The Law also clarifies the conditions for financial institutions to adopt risk management measures for money laundering, stipulating that they shall not adopt measures that are incompatible with the risk status of money laundering and that they shall safeguard the basic and necessary financial services related to medical care, social security, public utility services and other services enjoyed by their customers in accordance with the law.

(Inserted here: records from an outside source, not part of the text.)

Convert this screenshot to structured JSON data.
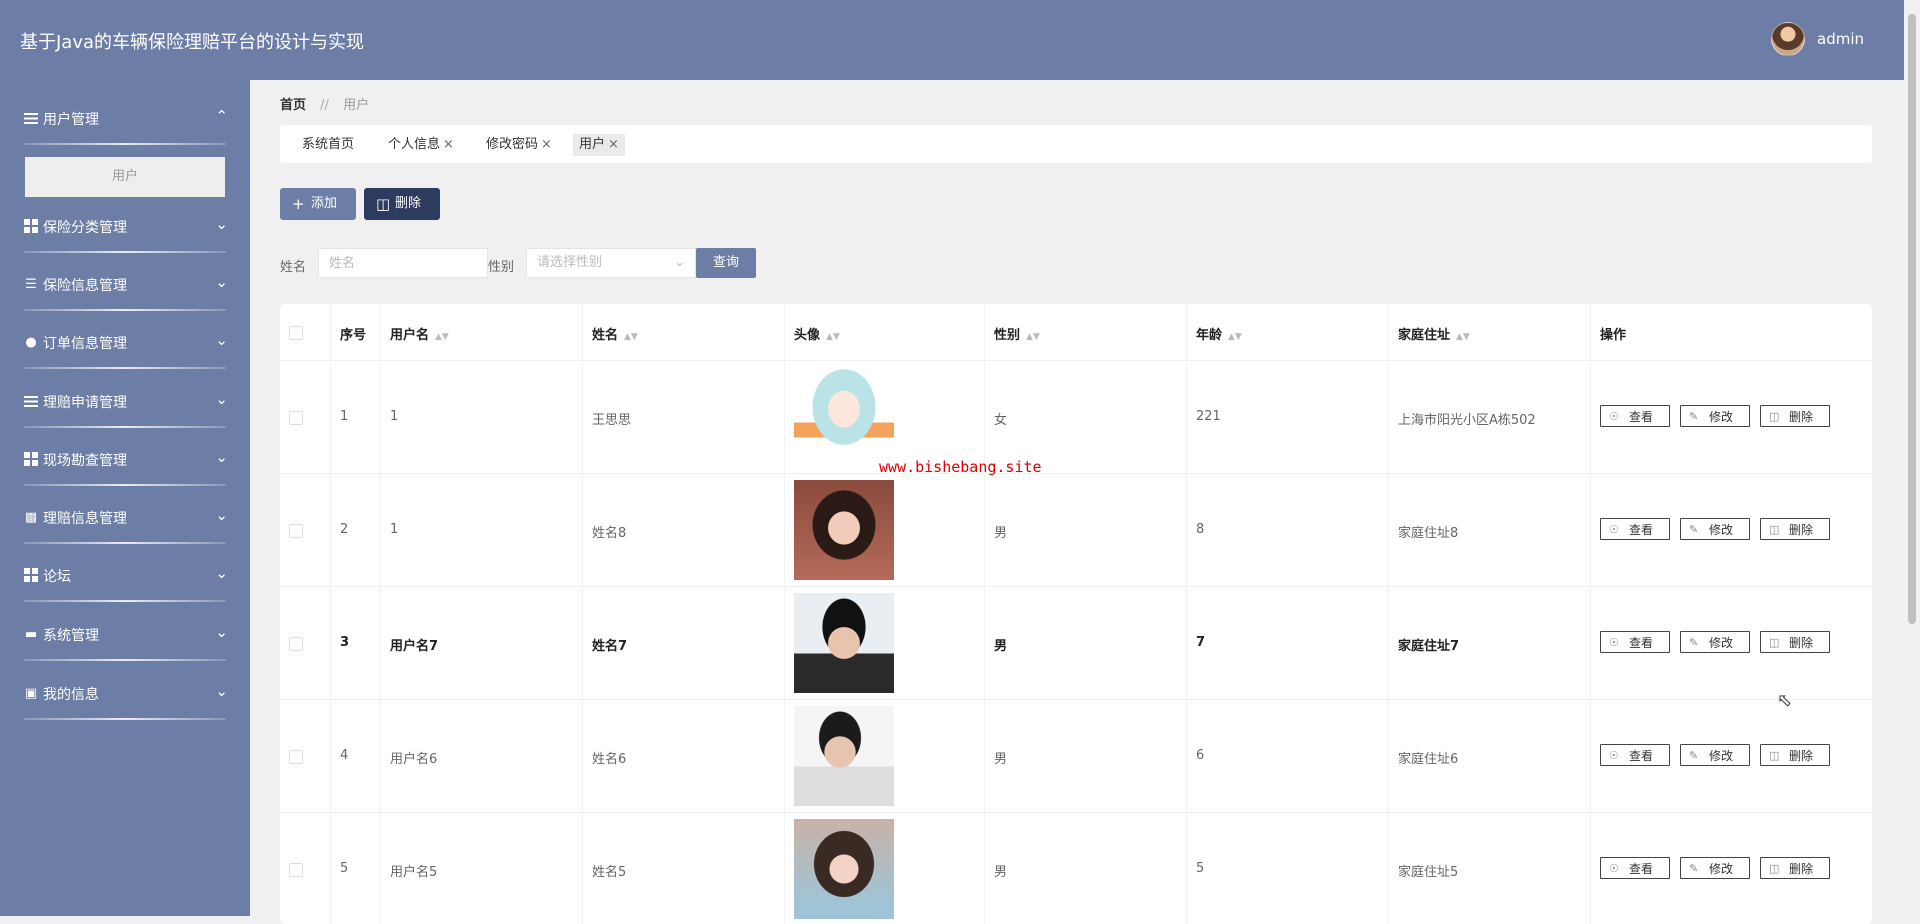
{
  "app": {
    "title": "基于Java的车辆保险理赔平台的设计与实现",
    "user": "admin"
  },
  "sidebar": {
    "groups": [
      {
        "label": "用户管理",
        "icon": "list-icon",
        "expanded": true,
        "sub": [
          "用户"
        ]
      },
      {
        "label": "保险分类管理",
        "icon": "grid-icon"
      },
      {
        "label": "保险信息管理",
        "icon": "sliders-icon"
      },
      {
        "label": "订单信息管理",
        "icon": "person-icon"
      },
      {
        "label": "理赔申请管理",
        "icon": "list-icon"
      },
      {
        "label": "现场勘查管理",
        "icon": "grid-icon"
      },
      {
        "label": "理赔信息管理",
        "icon": "clipboard-icon"
      },
      {
        "label": "论坛",
        "icon": "grid-icon"
      },
      {
        "label": "系统管理",
        "icon": "monitor-icon"
      },
      {
        "label": "我的信息",
        "icon": "card-icon"
      }
    ]
  },
  "breadcrumb": {
    "home": "首页",
    "sep": "//",
    "current": "用户"
  },
  "tabs": [
    {
      "label": "系统首页",
      "closable": false
    },
    {
      "label": "个人信息",
      "closable": true
    },
    {
      "label": "修改密码",
      "closable": true
    },
    {
      "label": "用户",
      "closable": true,
      "active": true
    }
  ],
  "toolbar": {
    "add": "添加",
    "delete": "删除"
  },
  "search": {
    "name_label": "姓名",
    "name_placeholder": "姓名",
    "gender_label": "性别",
    "gender_placeholder": "请选择性别",
    "query": "查询"
  },
  "table": {
    "columns": [
      "序号",
      "用户名",
      "姓名",
      "头像",
      "性别",
      "年龄",
      "家庭住址",
      "操作"
    ],
    "rows": [
      {
        "idx": "1",
        "username": "1",
        "name": "王思思",
        "gender": "女",
        "age": "221",
        "address": "上海市阳光小区A栋502"
      },
      {
        "idx": "2",
        "username": "1",
        "name": "姓名8",
        "gender": "男",
        "age": "8",
        "address": "家庭住址8"
      },
      {
        "idx": "3",
        "username": "用户名7",
        "name": "姓名7",
        "gender": "男",
        "age": "7",
        "address": "家庭住址7"
      },
      {
        "idx": "4",
        "username": "用户名6",
        "name": "姓名6",
        "gender": "男",
        "age": "6",
        "address": "家庭住址6"
      },
      {
        "idx": "5",
        "username": "用户名5",
        "name": "姓名5",
        "gender": "男",
        "age": "5",
        "address": "家庭住址5"
      }
    ],
    "actions": {
      "view": "查看",
      "edit": "修改",
      "delete": "删除"
    }
  },
  "watermark": "www.bishebang.site",
  "colors": {
    "primary": "#6c7ea6",
    "dark_button": "#2c3b5e"
  }
}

Strengthening data security and personal information protection is also a key point of this amendment. The Law increases the protection of personal privacy based on the existing AML Law which strictly regulates the provisions on the use of AML information, and explicitly requires that institutions providing AML services and their staff shall properly handle data and information obtained as a result of the provision of services in accordance with the law to ensure the security of the data and information; adds the provision that the sharing of AML information within a company and among group members shall comply with legal provisions on the protection of information; adds the provision that the sharing of AML information within a company and among group members shall comply with the relevant information protection; and adding provisions on the legal responsibility of staff members of relevant State organs for disclosing anti-money-laundering information.